With water a precious resource for Australian agriculture, it’s no wonder water storage, management and application methods are increasingly in the spotlight, and greater efficiency is being sought by farmers across the sector.
Just outside St George, in south-west Queensland, on the mixed farming property, ‘Wagaby’, Ian Todd is investing in a different water application system, which will lead to savings in terms of labour and machinery outputs, and even in the amount of water required for his 1200ha of irrigated paddocks.
Ian is in the process of converting these paddocks from a syphon to bankless, or surface, irrigation system, a practice being used by more farmers across Queensland and NSW properties.
“The bottomline for us is it takes six to eight people to make the syphon irrigation process work, and we have challenges finding the labour, so you have to find another way of irrigating,” Ian said.
“With bankless irrigation, we reduce the number of people required, cutting down the time needed to irrigate. There’s also water savings, and no impact on our yields, so it just makes sense for us.”
‘Wagaby’ staff member Chris Strickfuss is the man charged with converting the paddocks, laser-levelling these areas, and creating banks that divide the paddocks into bays of about 20ha each.

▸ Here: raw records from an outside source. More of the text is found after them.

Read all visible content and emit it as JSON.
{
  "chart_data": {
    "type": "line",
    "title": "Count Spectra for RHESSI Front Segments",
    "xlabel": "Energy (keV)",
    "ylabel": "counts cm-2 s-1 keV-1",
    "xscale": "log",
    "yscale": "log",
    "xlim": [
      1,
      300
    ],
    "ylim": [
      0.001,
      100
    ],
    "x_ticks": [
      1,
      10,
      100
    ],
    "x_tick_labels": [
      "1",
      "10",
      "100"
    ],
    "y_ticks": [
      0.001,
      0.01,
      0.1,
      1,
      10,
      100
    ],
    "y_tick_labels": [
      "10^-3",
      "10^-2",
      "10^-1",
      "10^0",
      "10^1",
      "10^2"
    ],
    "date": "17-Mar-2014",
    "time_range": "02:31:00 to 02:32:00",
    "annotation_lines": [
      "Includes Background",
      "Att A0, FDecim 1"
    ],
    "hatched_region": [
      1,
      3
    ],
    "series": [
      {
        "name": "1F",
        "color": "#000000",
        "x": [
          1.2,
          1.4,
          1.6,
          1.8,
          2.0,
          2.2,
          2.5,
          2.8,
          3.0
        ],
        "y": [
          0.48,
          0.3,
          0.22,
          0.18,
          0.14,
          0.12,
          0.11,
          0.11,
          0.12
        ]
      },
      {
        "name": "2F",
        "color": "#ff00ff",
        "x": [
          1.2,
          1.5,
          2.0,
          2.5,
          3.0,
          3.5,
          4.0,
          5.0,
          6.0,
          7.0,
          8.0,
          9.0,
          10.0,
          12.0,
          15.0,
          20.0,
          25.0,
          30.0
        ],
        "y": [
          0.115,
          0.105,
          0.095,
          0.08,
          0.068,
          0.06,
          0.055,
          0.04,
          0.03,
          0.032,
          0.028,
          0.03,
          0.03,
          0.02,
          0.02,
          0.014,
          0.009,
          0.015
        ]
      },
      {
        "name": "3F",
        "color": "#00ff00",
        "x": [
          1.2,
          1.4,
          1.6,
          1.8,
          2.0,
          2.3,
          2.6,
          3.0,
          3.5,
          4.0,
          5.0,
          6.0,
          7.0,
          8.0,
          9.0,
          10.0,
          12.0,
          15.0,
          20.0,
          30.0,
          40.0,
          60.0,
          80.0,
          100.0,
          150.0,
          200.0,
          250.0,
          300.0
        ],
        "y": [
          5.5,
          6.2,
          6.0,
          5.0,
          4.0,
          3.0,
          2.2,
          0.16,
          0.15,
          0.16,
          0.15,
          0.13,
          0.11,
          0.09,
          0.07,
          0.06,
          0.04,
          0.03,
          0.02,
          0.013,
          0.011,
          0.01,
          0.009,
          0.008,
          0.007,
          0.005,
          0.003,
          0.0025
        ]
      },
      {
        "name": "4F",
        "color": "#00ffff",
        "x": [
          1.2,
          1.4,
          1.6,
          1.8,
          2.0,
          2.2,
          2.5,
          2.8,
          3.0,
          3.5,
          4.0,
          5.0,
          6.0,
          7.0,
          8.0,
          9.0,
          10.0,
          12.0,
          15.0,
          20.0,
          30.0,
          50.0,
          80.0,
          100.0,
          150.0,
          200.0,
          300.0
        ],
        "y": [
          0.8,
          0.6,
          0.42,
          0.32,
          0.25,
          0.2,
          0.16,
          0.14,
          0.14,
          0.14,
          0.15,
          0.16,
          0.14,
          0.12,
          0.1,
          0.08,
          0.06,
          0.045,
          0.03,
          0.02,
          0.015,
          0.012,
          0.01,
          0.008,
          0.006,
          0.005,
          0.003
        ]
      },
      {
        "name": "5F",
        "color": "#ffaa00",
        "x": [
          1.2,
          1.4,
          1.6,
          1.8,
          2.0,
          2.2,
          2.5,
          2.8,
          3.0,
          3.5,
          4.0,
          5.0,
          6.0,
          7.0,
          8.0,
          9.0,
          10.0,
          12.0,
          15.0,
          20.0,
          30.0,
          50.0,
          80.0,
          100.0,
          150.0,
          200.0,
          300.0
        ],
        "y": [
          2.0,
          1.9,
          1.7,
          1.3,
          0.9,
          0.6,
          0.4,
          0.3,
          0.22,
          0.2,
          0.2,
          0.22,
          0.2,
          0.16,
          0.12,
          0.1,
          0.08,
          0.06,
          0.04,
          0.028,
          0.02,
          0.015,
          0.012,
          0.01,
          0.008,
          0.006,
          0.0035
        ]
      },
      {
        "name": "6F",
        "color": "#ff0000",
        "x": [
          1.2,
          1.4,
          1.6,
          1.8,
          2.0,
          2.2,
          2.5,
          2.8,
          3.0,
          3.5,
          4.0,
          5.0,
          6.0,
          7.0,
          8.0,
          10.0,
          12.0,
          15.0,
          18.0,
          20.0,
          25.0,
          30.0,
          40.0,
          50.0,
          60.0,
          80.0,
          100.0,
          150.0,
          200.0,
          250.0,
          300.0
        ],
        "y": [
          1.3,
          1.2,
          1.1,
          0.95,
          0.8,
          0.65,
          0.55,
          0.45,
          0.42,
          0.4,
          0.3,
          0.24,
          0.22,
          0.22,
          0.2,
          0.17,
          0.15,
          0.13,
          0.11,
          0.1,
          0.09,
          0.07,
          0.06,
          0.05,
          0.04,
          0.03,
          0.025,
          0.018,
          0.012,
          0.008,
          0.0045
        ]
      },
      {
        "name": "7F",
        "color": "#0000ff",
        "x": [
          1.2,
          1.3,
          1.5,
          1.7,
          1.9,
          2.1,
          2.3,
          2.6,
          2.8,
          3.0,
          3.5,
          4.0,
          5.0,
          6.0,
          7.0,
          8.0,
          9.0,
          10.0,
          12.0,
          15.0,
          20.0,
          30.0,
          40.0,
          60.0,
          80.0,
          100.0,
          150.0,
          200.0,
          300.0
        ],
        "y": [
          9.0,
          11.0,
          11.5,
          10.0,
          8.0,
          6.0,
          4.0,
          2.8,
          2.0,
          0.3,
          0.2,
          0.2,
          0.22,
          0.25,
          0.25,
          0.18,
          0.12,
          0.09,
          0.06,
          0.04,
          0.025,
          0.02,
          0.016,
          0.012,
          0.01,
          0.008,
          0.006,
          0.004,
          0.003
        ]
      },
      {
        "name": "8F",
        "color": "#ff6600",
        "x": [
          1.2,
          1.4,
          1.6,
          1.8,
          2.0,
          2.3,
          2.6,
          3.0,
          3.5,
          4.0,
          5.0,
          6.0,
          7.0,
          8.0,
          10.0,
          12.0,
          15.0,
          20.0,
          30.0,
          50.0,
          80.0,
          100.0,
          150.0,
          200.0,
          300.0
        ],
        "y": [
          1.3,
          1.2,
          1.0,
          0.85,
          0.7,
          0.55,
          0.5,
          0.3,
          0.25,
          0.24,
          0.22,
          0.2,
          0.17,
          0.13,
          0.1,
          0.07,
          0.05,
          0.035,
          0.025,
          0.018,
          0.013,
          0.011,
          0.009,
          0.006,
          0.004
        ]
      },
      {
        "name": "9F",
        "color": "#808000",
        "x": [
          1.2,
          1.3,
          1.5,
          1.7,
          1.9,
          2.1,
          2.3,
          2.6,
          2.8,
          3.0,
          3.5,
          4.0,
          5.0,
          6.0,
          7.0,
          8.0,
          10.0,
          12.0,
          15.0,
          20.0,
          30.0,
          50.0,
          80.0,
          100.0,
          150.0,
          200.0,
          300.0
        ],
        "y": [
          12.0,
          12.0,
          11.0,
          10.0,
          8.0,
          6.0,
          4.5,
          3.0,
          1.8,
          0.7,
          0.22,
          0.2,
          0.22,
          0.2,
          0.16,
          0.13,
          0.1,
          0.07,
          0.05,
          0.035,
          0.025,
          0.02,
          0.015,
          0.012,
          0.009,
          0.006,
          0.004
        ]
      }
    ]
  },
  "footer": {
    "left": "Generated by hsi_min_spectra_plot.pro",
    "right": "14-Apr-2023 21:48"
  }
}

It takes him about two months for each paddock and the process has been ongoing across the property’s irrigated areas for the past few years. Chris gets the job done with a Case IH Steiger® tractor and a Horwood Bagshaw Grader Scraper, and in the past month, a new Case IH Steiger 555 and 14ft Horwood Bagshaw Grader Scraper have joined the ‘Wagaby’ machinery fleet.

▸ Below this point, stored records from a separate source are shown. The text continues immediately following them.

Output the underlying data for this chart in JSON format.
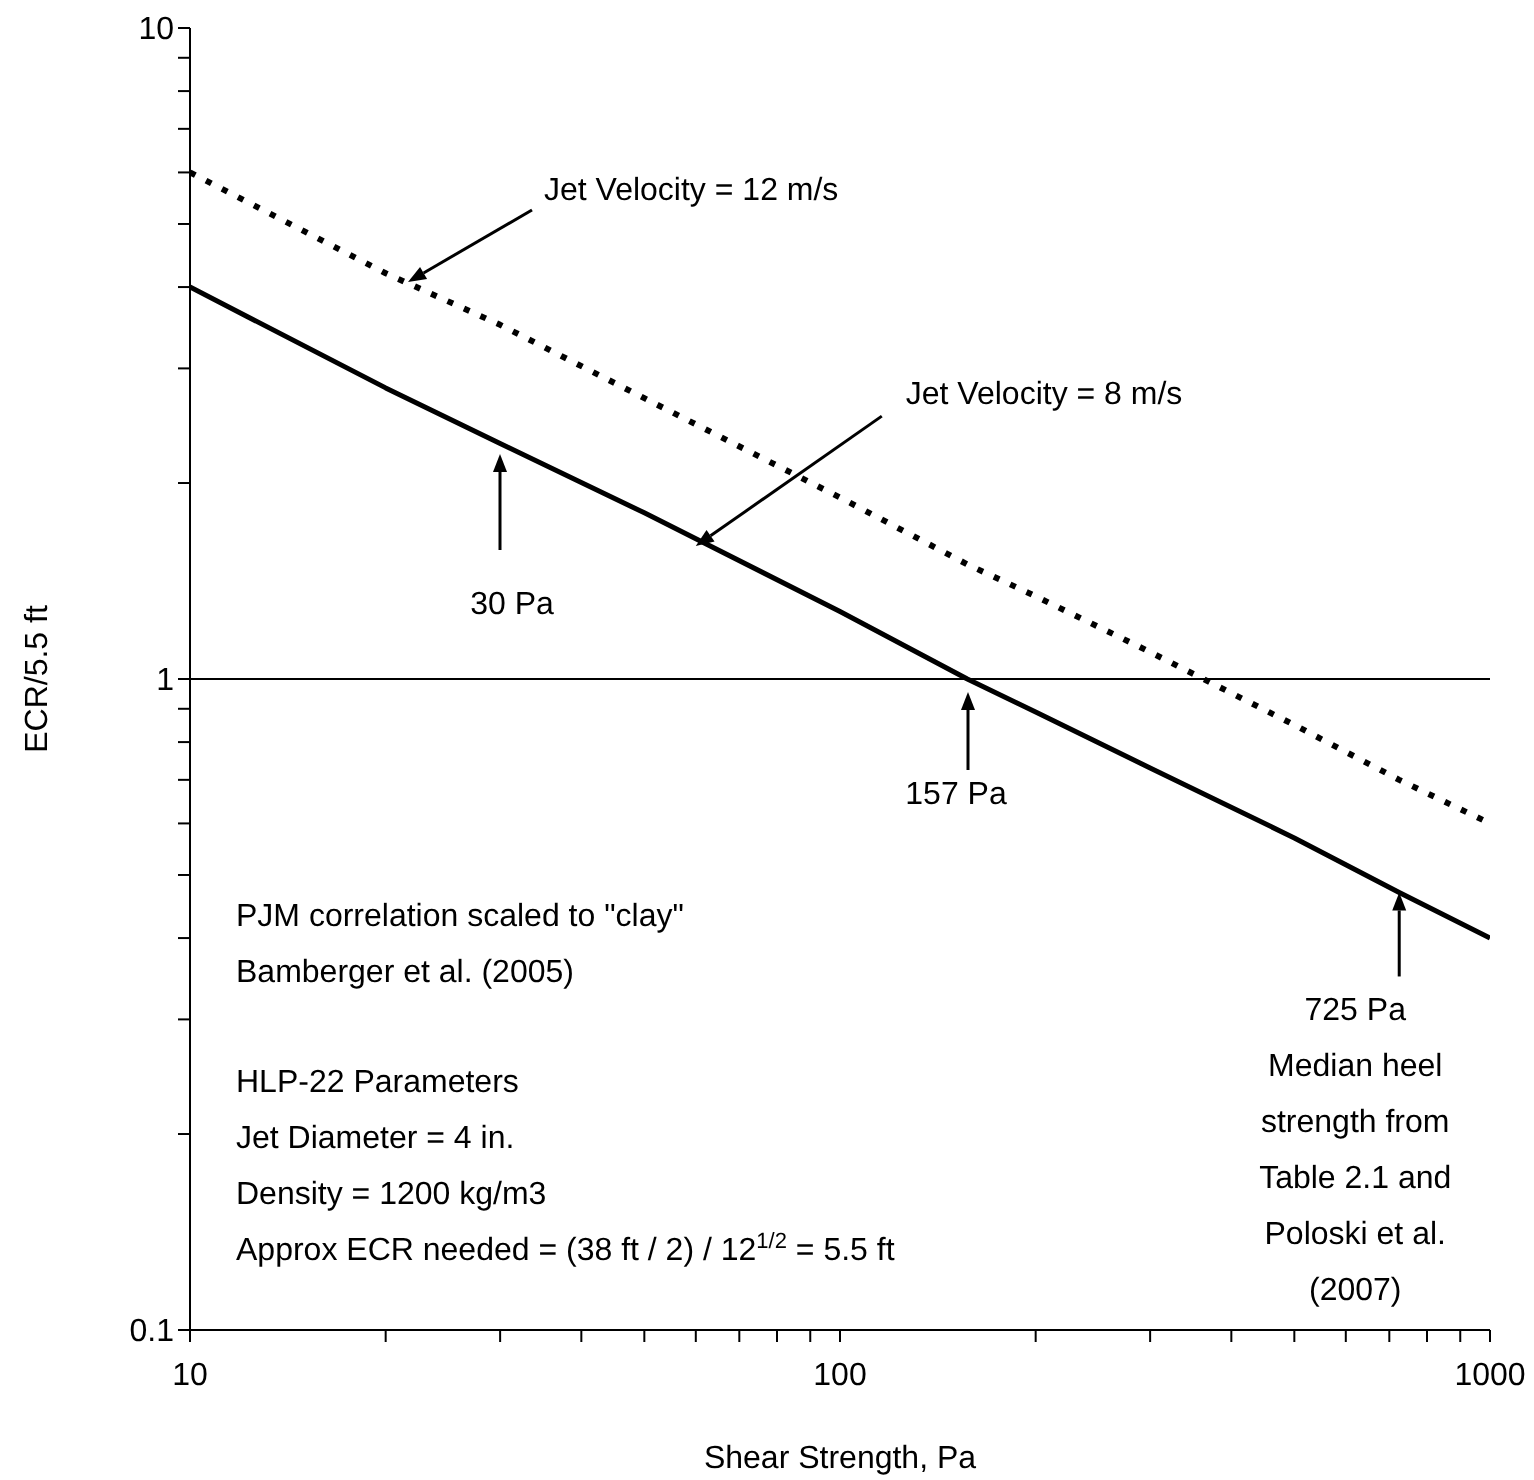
{
  "chart_data": {
    "type": "line",
    "xlabel": "Shear Strength, Pa",
    "ylabel": "ECR/5.5 ft",
    "log": "xy",
    "grid": false,
    "marker": "none",
    "x": [
      10,
      20,
      30,
      50,
      100,
      157,
      200,
      300,
      500,
      725,
      1000
    ],
    "series": [
      {
        "color": "#000000",
        "line_style": "dotted",
        "values": [
          6,
          4.2,
          3.5,
          2.7,
          1.9,
          1.5,
          1.34,
          1.1,
          0.85,
          0.7,
          0.6
        ]
      },
      {
        "color": "#000000",
        "line_style": "solid",
        "values": [
          4,
          2.8,
          2.3,
          1.8,
          1.27,
          1,
          0.89,
          0.73,
          0.57,
          0.47,
          0.4
        ]
      }
    ],
    "xlim": [
      10,
      1000
    ],
    "xticks": [
      10,
      {
        "value": 20,
        "label": null
      },
      {
        "value": 30,
        "label": null
      },
      {
        "value": 40,
        "label": null
      },
      {
        "value": 50,
        "label": null
      },
      {
        "value": 60,
        "label": null
      },
      {
        "value": 70,
        "label": null
      },
      {
        "value": 80,
        "label": null
      },
      {
        "value": 90,
        "label": null
      },
      100,
      {
        "value": 200,
        "label": null
      },
      {
        "value": 300,
        "label": null
      },
      {
        "value": 400,
        "label": null
      },
      {
        "value": 500,
        "label": null
      },
      {
        "value": 600,
        "label": null
      },
      {
        "value": 700,
        "label": null
      },
      {
        "value": 800,
        "label": null
      },
      {
        "value": 900,
        "label": null
      },
      1000
    ],
    "ylim": [
      0.1,
      10
    ],
    "yticks": [
      0.1,
      {
        "value": 0.2,
        "label": null
      },
      {
        "value": 0.3,
        "label": null
      },
      {
        "value": 0.4,
        "label": null
      },
      {
        "value": 0.5,
        "label": null
      },
      {
        "value": 0.6,
        "label": null
      },
      {
        "value": 0.7,
        "label": null
      },
      {
        "value": 0.8,
        "label": null
      },
      {
        "value": 0.9,
        "label": null
      },
      1,
      {
        "value": 2,
        "label": null
      },
      {
        "value": 3,
        "label": null
      },
      {
        "value": 4,
        "label": null
      },
      {
        "value": 5,
        "label": null
      },
      {
        "value": 6,
        "label": null
      },
      {
        "value": 7,
        "label": null
      },
      {
        "value": 8,
        "label": null
      },
      {
        "value": 9,
        "label": null
      },
      10
    ],
    "ref_lines": [
      {
        "axis": "y",
        "value": 1,
        "color": "#000000"
      }
    ],
    "annotations": [
      "Jet Velocity = 12 m/s",
      {
        "text": "Jet Velocity = 8 m/s",
        "x": 60,
        "y": 1.6
      },
      "30 Pa",
      "157 Pa",
      {
        "text": "725 Pa\nMedian heel\nstrength from\nTable 2.1 and\nPoloski et al.\n(2007)",
        "x": 725,
        "y": 0.47
      },
      "PJM correlation scaled to \"clay\"\nBamberger et al. (2005)",
      "HLP-22 Parameters\nJet Diameter = 4 in.\nDensity = 1200 kg/m3\nApprox  ECR needed = (38 ft / 2) / 12$^{1/2}$ = 5.5 ft"
    ]
  }
}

Ian has always relied on Case IH tractors and sprayers, and Horwood Bagshaw implements, which he also used to sell when he had the Horwood Bagshaw (previously Alfarm) and Case IH machinery dealership in St George for 32 years.
The Case IH Steiger is the flagship of the Case IH tractor range, and Ian said the new 555hp model would assist with the additional power they needed at times, working alongside a fleet of Case IH Magnums.
Horwood Bagshaw Grader Scrapers have been at the forefront of efficient land levelling, ripping and soil management for more than 20 years, with ‘Wagaby’ relying on their revolutionary design that incorporates advanced laser technology.
Chris has been a member of Ian’s team for 27 years, working across all farming operations and clocking up, he estimates, about 100,000 hours behind the wheel of a Case IH Steiger with a Horwood Bagshaw bucket behind.
He gets particular satisfaction from the demanding, and highly precise, laser levelling task. In the time he’s worked on the property, he’s seen the equipment change dramatically, with the machinery and implements of today assisting with the precision required and making it easier to manage the likes of time and fatigue.
Chris began on a Case IH 9380 then moved to a Case IH STX375 and is now on his third 500+hp Case IH Steiger.
“We use a GPS system now for lasering, rather than a laser light … with the GPS running through the screen in our Case IH tractors. The tractors have a function now that’s linked to their hydraulics - you press a button and they work through an auto sequence where the tractor lifts the cutting edge (of the laser bucket) up and down to the height you want,” he said.
“They also have GPS steering, and there was none of that when I started. You also used a paper map, now it’s all on the screen, and colour-coded to assist with the likes of where you need to go, what you’ve done, and where the edge of your paddocks are.
“It’s obviously pretty technical now, but once you pick it up, it does assist with the tasks you’re doing, and makes it easier for people to learn the different roles,” Chris said.
The bankless system for ‘Wagaby’ has been designed by Glenn Lyons, who runs GL Water Services in St George. Glenn has been pioneering the system in the region for more than 15 years, helping adapt it to local conditions from a method used for rice growing in southern NSW.
He said about 75 per cent of farmers in the region had already, or were in the process of converting from syphons to a bankless system, with these new practices now being adopted across Queensland and NSW.
“Irrigation labour is reduced significantly, and the new layouts are much more friendly for large farming equipment. It’s probably 20 to 30 per cent more efficient on the number of hectares you get through each day,” Glenn said.
This is due to the fact the head ditch and rotobuck area needed for syphons make it necessary for the tractor to do a three-point turn at the end of each run. Whereas in a bankless system, the tractor can turn around on the service road or in some cases continue into the next field. Simpler turning around for equipment will help to bring forward the transition to autonomous tractors in the irrigation sector.
“Depending on the design, there’s also water savings of up to 15 per cent, and no yield penalty,” Glenn said.
The team at ‘Wagaby’ has planted cotton into their irrigated paddocks in the past month, and the harvesting of the wheat has begun, using the property’s own Case IH Axial-Flow 7240 and another 7240 belonging to a local contractor.